While there have been some moves to ensure that doctors leave the education system with adequate communication skills, unfortunately, there isn’t enough emphasis from the Australian Medical Association (AMA) and related professional bodies, on the importance and provision of skills for effective doctor/patient communication.

The current communication practice of many doctors is best described as ‘ethnocentric’; a view of the world where members of their own group [other medical and related health care practitioners] are valued and understood, while nonnatives/others [patients] are as seen as “fundamentally different and therefore deserving of different treatment” (Grimes & Richard 2003). While this, in and of itself, isn’t necessarily a problem, ethnographic communicators “develop simplified scripts in situations that necessitate interaction” (Grimes & Richard 2003), scripts which function to keep nonnatives [in this case, patients] predictable and within interaction limits. This leads to the sort of communication behaviour I was subject to.
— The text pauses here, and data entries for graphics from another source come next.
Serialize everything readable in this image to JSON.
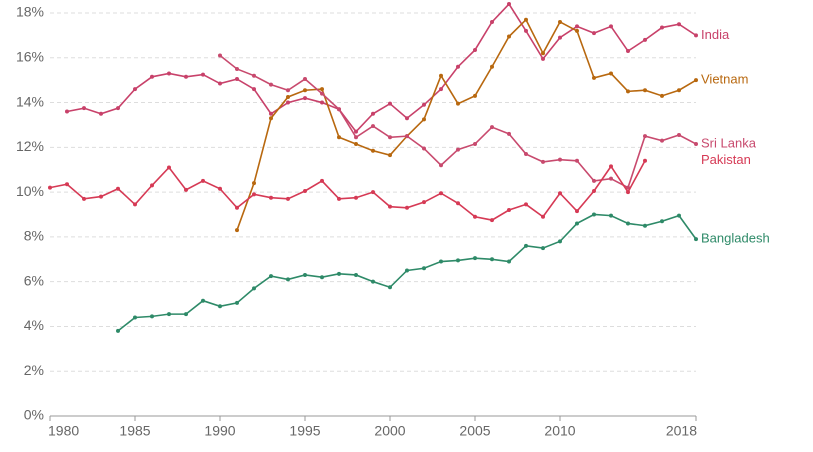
{
  "chart_data": {
    "type": "line",
    "x": [
      1980,
      1981,
      1982,
      1983,
      1984,
      1985,
      1986,
      1987,
      1988,
      1989,
      1990,
      1991,
      1992,
      1993,
      1994,
      1995,
      1996,
      1997,
      1998,
      1999,
      2000,
      2001,
      2002,
      2003,
      2004,
      2005,
      2006,
      2007,
      2008,
      2009,
      2010,
      2011,
      2012,
      2013,
      2014,
      2015,
      2016,
      2017,
      2018
    ],
    "xlim": [
      1980,
      2018
    ],
    "xticks": [
      1980,
      1985,
      1990,
      1995,
      2000,
      2005,
      2010,
      2018
    ],
    "ylim": [
      0,
      18
    ],
    "yticks": [
      {
        "value": 0,
        "label": "0%"
      },
      {
        "value": 2,
        "label": "2%"
      },
      {
        "value": 4,
        "label": "4%"
      },
      {
        "value": 6,
        "label": "6%"
      },
      {
        "value": 8,
        "label": "8%"
      },
      {
        "value": 10,
        "label": "10%"
      },
      {
        "value": 12,
        "label": "12%"
      },
      {
        "value": 14,
        "label": "14%"
      },
      {
        "value": 16,
        "label": "16%"
      },
      {
        "value": 18,
        "label": "18%"
      }
    ],
    "grid": true,
    "series": [
      {
        "name": "India",
        "color": "#c8416a",
        "values": [
          null,
          13.6,
          13.75,
          13.5,
          13.75,
          14.6,
          15.15,
          15.3,
          15.15,
          15.25,
          14.85,
          15.05,
          14.6,
          13.5,
          14.0,
          14.2,
          14.0,
          13.7,
          12.7,
          13.5,
          13.95,
          13.3,
          13.9,
          14.6,
          15.6,
          16.35,
          17.6,
          18.4,
          17.2,
          15.95,
          16.9,
          17.4,
          17.1,
          17.4,
          16.3,
          16.8,
          17.35,
          17.5,
          17.0
        ]
      },
      {
        "name": "Vietnam",
        "color": "#b8680f",
        "values": [
          null,
          null,
          null,
          null,
          null,
          null,
          null,
          null,
          null,
          null,
          null,
          8.3,
          10.4,
          13.3,
          14.25,
          14.55,
          14.6,
          12.45,
          12.15,
          11.85,
          11.65,
          12.5,
          13.25,
          15.2,
          13.95,
          14.3,
          15.6,
          16.95,
          17.7,
          16.2,
          17.6,
          17.2,
          15.1,
          15.3,
          14.5,
          14.55,
          14.3,
          14.55,
          15.0
        ]
      },
      {
        "name": "Sri Lanka",
        "color": "#c84a6e",
        "values": [
          null,
          null,
          null,
          null,
          null,
          null,
          null,
          null,
          null,
          null,
          16.1,
          15.5,
          15.2,
          14.8,
          14.55,
          15.05,
          14.4,
          13.7,
          12.45,
          12.95,
          12.45,
          12.5,
          11.95,
          11.2,
          11.9,
          12.15,
          12.9,
          12.6,
          11.7,
          11.35,
          11.45,
          11.4,
          10.5,
          10.6,
          10.2,
          12.5,
          12.3,
          12.55,
          12.15
        ]
      },
      {
        "name": "Pakistan",
        "color": "#d63a55",
        "values": [
          10.2,
          10.35,
          9.7,
          9.8,
          10.15,
          9.45,
          10.3,
          11.1,
          10.1,
          10.5,
          10.15,
          9.3,
          9.9,
          9.75,
          9.7,
          10.05,
          10.5,
          9.7,
          9.75,
          10.0,
          9.35,
          9.3,
          9.55,
          9.95,
          9.5,
          8.9,
          8.75,
          9.2,
          9.45,
          8.9,
          9.95,
          9.15,
          10.05,
          11.15,
          10.0,
          11.4,
          null,
          null,
          null
        ]
      },
      {
        "name": "Bangladesh",
        "color": "#2e8a68",
        "values": [
          null,
          null,
          null,
          null,
          3.8,
          4.4,
          4.45,
          4.55,
          4.55,
          5.15,
          4.9,
          5.05,
          5.7,
          6.25,
          6.1,
          6.3,
          6.2,
          6.35,
          6.3,
          6.0,
          5.75,
          6.5,
          6.6,
          6.9,
          6.95,
          7.05,
          7.0,
          6.9,
          7.6,
          7.5,
          7.8,
          8.6,
          9.0,
          8.95,
          8.6,
          8.5,
          8.7,
          8.95,
          7.9
        ]
      }
    ]
  }
}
Doctors need more than empathy in their doctor/patient relationships. I believe that they need to practice ‘cosmopolitan communication’; communication in which “others are treated [simultaneously] as both native and nonnative”. Importantly, cosmopolitan communicators understand and appreciate the genuine differences between groups, treat others as fundamentally like themselves and accept that “ways of understanding are open to change yet exempt from change” (Grimes & Richard 2003).

Neuworth (2002) in an important article in the Medical Journal of Australia, ‘Reclaiming the Lost Meanings of Medicine’, advocates doctor/patient relationships that are “intimate, sometimes gut-wrenching”. He states, “We need to create an ongoing public dialogue around the relational and ethical aspects of healthcare.”

Perhaps the practice of cosmopolitan communication may be a start. And maybe we could also encourage our accountants and other personal and professional advisors to do the same?